Since 2006, I, Nancy, pastor of Holy Covenant United Church of Christ, have been defying Amendment One by performing same-gender marriages for couples within my congregation. Though these ceremonies have no legal standing, they carry great spiritual and covenantal significance for the marrying couples and the congregants who love and support them in their mutual commitments of fidelity. As all members are welcome to receive the sacraments of baptism and communion, so, too, should the rite of marriage be available to all adults who are able to forge a committed relationship of love and honor. Through the years I have witnessed the strength and stability of thriving same-gender relationships. These couples and families value their commitments and should be granted the same legal and cultural status marriage carries for opposite-gender couples.

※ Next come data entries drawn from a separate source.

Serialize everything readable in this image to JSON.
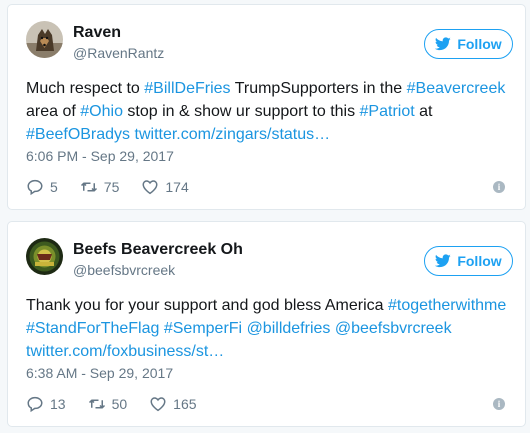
{
  "tweets": [
    {
      "name": "Raven",
      "handle": "@RavenRantz",
      "follow_label": "Follow",
      "text": [
        {
          "t": "Much respect to ",
          "link": false
        },
        {
          "t": "#BillDeFries",
          "link": true
        },
        {
          "t": " TrumpSupporters in the ",
          "link": false
        },
        {
          "t": "#Beavercreek",
          "link": true
        },
        {
          "t": " area of ",
          "link": false
        },
        {
          "t": "#Ohio",
          "link": true
        },
        {
          "t": " stop in & show ur support to this ",
          "link": false
        },
        {
          "t": "#Patriot",
          "link": true
        },
        {
          "t": " at ",
          "link": false
        },
        {
          "t": "#BeefOBradys",
          "link": true
        },
        {
          "t": " ",
          "link": false
        },
        {
          "t": "twitter.com/zingars/status…",
          "link": true
        }
      ],
      "timestamp": "6:06 PM - Sep 29, 2017",
      "replies": "5",
      "retweets": "75",
      "likes": "174"
    },
    {
      "name": "Beefs Beavercreek Oh",
      "handle": "@beefsbvrcreek",
      "follow_label": "Follow",
      "text": [
        {
          "t": "Thank you for your support and god bless America ",
          "link": false
        },
        {
          "t": "#togetherwithme",
          "link": true
        },
        {
          "t": " ",
          "link": false
        },
        {
          "t": "#StandForTheFlag",
          "link": true
        },
        {
          "t": " ",
          "link": false
        },
        {
          "t": "#SemperFi",
          "link": true
        },
        {
          "t": " ",
          "link": false
        },
        {
          "t": "@billdefries",
          "link": true
        },
        {
          "t": " ",
          "link": false
        },
        {
          "t": "@beefsbvrcreek",
          "link": true
        },
        {
          "t": " ",
          "link": false
        },
        {
          "t": "twitter.com/foxbusiness/st…",
          "link": true
        }
      ],
      "timestamp": "6:38 AM - Sep 29, 2017",
      "replies": "13",
      "retweets": "50",
      "likes": "165"
    }
  ],
  "colors": {
    "link": "#1b95e0",
    "brand": "#1da1f2",
    "muted": "#657786"
  },
  "icons": [
    "twitter-bird-icon",
    "reply-icon",
    "retweet-icon",
    "like-icon",
    "info-icon"
  ]
}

My calling as a minister is to share the good news of God's great love for all. Holy Covenant welcomes all into the body of Christ, proclaiming God's love and blessing. Amendment One judges some citizens as unfit for the blessing of God. We reject that notion. The law can create a legal, established, family relationship between adults that is recognized socially and professionally. Though God is above the law, God's children are subject to the limitations of human constructs. It is time for the state of North Carolina to allow all clergy the religious freedom to follow their conscience in performing (or not performing) same-gender marriages.
Rabbi Jonathan Freirich has longed to bring same-gender marriage into the arena of freedom of religion since first contemplating doing same-gender weddings as a rabbinical student in the 1990s. It seems so intuitive that since our federal and state governments trust our discretion as clergy to officiate at weddings, they should also trust us to determine which couples are worthy of marriage in our communities. All of the mainstream movements to which Rabbi Jonathan belongs, including reform and reconstructionist Jewish communities, advocate LGBT inclusion and officiating at same-gender weddings – this perspective is not a minority view.
It is time to unite around the notion that all couples wishing to form families in the context of our mainstream faith communities should also have access to marriage as a sacred and civil way of affirming their lives and commitments.